On 06/08/2017 01:06 PM, Haozhong Zhang wrote:
On 06/08/17 11:07 +0800, Xiao Guangrong wrote:


On 06/07/2017 04:06 PM, Haozhong Zhang wrote:
Per ACPI 6.2, section 5.2.25.6 and JEDEC Annex L Release 3, the
current region format interface code 0x201 indicates the block
addressed function interface 1, rather than a byte addressable
interface. Fix it by using 0x301 which indicates the byte addressable
no energy backed function interface 1.

Signed-off-by: Haozhong Zhang <haozhong.zh...@intel.com>
---
   hw/acpi/nvdimm.c | 7 ++++---
   1 file changed, 4 insertions(+), 3 deletions(-)

diff --git a/hw/acpi/nvdimm.c b/hw/acpi/nvdimm.c
index 8e7d6ec034..b5734f5897 100644
--- a/hw/acpi/nvdimm.c
+++ b/hw/acpi/nvdimm.c
@@ -338,9 +338,10 @@ static void nvdimm_build_structure_dcr(GArray *structures, 
DeviceState *dev)
       nfit_dcr->revision_id = cpu_to_le16(1 /* Current Revision supported
                                                in ACPI 6.0 is 1. */);
       nfit_dcr->serial_number = cpu_to_le32(sn);
-    nfit_dcr->fic = cpu_to_le16(0x201 /* Format Interface Code. See Chapter
-                                         2: NVDIMM Device Specific Method
-                                         (DSM) in DSM Spec Rev1.*/);
+    nfit_dcr->fic = cpu_to_le16(0x301 /* Format Interface Code:
+                                         Byte addressable, no energy backed.
+                                         See ACPI 6.2, sect 5.2.25.6 and
+                                         JEDEC Annex L Release 3. */);

Shouldn't the 'no energy backend' indicator be set only for !dax disk?
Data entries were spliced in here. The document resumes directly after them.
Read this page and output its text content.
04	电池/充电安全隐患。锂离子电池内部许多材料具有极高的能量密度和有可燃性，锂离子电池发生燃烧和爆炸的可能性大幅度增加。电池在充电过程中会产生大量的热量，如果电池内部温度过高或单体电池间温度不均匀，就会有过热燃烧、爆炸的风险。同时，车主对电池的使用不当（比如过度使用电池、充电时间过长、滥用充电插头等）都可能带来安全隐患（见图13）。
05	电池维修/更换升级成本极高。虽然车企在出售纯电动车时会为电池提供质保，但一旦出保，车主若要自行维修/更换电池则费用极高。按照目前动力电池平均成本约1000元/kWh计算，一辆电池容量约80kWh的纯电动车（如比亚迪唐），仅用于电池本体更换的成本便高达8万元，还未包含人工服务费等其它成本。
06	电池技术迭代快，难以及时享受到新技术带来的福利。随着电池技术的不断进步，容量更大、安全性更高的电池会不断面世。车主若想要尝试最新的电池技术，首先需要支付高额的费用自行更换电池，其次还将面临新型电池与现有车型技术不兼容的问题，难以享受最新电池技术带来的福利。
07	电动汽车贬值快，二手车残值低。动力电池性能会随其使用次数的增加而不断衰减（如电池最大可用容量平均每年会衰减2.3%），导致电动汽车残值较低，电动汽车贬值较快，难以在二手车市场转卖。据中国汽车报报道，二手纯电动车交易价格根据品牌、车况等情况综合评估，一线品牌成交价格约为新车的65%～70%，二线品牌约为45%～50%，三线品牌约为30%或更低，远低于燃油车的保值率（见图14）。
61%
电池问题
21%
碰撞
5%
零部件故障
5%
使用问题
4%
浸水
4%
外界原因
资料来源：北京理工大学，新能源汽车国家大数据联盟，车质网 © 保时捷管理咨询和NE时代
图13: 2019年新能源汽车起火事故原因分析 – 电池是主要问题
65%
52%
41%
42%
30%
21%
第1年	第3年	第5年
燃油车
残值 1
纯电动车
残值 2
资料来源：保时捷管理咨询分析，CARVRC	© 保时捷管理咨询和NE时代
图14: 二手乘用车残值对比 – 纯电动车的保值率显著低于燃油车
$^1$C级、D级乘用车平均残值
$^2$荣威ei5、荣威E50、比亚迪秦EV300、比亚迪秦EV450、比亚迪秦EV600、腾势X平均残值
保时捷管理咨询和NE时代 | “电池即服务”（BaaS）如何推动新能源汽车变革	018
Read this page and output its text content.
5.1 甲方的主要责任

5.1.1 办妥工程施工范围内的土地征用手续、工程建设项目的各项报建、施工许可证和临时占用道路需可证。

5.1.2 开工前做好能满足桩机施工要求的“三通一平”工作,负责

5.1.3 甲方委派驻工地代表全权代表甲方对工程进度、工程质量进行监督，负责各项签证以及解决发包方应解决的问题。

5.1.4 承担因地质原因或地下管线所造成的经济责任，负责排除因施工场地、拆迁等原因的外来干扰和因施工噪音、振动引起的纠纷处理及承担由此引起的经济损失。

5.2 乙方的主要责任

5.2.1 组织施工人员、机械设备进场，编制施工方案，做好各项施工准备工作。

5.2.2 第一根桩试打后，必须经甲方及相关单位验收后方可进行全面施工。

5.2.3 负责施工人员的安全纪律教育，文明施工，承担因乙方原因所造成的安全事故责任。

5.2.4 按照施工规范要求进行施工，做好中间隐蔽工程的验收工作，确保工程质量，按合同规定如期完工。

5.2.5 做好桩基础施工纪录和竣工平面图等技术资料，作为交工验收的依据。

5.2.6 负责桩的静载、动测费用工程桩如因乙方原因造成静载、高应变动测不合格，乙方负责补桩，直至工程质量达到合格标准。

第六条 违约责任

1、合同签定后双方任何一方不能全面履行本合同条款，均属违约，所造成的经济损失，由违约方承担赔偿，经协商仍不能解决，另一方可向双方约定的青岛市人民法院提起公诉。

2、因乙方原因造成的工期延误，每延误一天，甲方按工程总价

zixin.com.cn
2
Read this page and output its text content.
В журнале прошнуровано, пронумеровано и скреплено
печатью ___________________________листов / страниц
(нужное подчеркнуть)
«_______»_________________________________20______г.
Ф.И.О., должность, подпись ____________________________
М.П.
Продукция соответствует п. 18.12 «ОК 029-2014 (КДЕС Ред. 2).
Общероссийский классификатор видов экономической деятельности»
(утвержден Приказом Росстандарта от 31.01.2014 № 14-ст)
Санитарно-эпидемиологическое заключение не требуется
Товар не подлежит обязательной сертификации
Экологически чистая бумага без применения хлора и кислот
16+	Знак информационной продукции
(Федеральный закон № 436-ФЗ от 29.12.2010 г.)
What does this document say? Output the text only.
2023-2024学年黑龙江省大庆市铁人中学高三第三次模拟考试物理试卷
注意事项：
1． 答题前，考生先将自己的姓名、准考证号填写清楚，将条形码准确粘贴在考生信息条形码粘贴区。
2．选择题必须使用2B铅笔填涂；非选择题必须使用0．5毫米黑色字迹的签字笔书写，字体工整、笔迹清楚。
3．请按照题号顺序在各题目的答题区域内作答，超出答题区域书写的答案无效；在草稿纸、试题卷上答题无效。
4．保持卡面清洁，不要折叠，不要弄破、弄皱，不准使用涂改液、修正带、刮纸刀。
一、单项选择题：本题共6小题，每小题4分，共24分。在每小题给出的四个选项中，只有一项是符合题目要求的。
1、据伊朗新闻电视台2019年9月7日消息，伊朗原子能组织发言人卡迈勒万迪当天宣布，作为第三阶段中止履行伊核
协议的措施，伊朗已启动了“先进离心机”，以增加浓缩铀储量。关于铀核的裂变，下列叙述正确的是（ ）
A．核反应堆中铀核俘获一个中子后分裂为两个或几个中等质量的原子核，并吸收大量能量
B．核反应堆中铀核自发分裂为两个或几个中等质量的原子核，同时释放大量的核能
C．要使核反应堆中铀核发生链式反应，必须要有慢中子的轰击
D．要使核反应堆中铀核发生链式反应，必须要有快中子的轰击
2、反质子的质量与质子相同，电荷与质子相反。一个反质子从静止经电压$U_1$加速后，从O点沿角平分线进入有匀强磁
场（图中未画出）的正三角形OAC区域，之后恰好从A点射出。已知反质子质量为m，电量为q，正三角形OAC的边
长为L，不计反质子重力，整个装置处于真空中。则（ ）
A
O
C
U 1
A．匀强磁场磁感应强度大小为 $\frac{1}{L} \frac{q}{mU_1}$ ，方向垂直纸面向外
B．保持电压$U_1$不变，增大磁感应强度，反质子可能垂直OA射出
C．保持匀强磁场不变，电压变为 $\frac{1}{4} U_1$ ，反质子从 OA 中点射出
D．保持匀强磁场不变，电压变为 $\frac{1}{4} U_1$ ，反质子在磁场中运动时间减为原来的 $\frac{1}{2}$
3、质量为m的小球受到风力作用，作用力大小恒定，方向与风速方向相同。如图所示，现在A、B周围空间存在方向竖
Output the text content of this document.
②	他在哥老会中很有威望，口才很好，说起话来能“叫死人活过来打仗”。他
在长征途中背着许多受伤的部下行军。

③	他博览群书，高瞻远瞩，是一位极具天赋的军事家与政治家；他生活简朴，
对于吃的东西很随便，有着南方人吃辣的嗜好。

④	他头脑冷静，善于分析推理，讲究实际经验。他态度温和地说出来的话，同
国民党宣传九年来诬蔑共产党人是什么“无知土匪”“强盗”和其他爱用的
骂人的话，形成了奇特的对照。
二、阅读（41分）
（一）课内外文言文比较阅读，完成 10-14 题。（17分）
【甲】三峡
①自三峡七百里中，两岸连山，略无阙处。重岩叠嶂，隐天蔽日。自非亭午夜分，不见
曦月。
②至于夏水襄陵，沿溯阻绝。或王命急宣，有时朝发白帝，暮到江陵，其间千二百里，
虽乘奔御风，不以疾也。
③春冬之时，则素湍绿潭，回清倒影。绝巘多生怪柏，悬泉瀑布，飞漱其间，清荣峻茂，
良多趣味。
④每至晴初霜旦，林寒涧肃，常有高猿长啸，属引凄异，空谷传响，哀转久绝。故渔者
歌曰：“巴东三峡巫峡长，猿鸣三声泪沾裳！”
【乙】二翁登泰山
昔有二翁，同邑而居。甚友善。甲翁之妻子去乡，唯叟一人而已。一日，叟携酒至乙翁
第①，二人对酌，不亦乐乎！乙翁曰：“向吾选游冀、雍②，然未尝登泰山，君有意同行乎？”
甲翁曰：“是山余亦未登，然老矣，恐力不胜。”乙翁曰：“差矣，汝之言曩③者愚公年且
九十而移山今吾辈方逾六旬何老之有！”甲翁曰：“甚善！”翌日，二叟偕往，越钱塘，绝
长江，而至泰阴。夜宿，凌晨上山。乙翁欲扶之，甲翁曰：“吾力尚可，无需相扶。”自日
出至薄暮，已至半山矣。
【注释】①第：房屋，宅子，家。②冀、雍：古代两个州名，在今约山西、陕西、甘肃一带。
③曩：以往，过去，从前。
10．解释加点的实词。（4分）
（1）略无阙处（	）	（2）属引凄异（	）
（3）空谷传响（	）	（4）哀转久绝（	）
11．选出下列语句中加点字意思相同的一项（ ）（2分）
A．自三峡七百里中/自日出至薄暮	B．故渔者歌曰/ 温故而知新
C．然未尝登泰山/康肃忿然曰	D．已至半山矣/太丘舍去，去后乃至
Above specs define RFIC for two classes of byte-addressable NVDIMM:
1. 0x10[0|1]: A function containing byte addressable persistent memory
               whose persistence is achieved through the use of DRAM,
               nonvolatile memory (e.g., Flash) and an energy source.
              Only the DRAM portion is addressable by the system.
2. 0x30[0|1]: A function containing byte addressable persistent
               memory. All of the persistent memory is addressable by
               the system. No external energy source is required.
If the last bit is 0, then it's a proprietary interface.

As both of them indicate persistent memory, it is okay to me.

The FIC, 0x201, comes from the document of Intel DSM example, i have no idea why
it uses 0x201. Maybe it is worth being fixed too.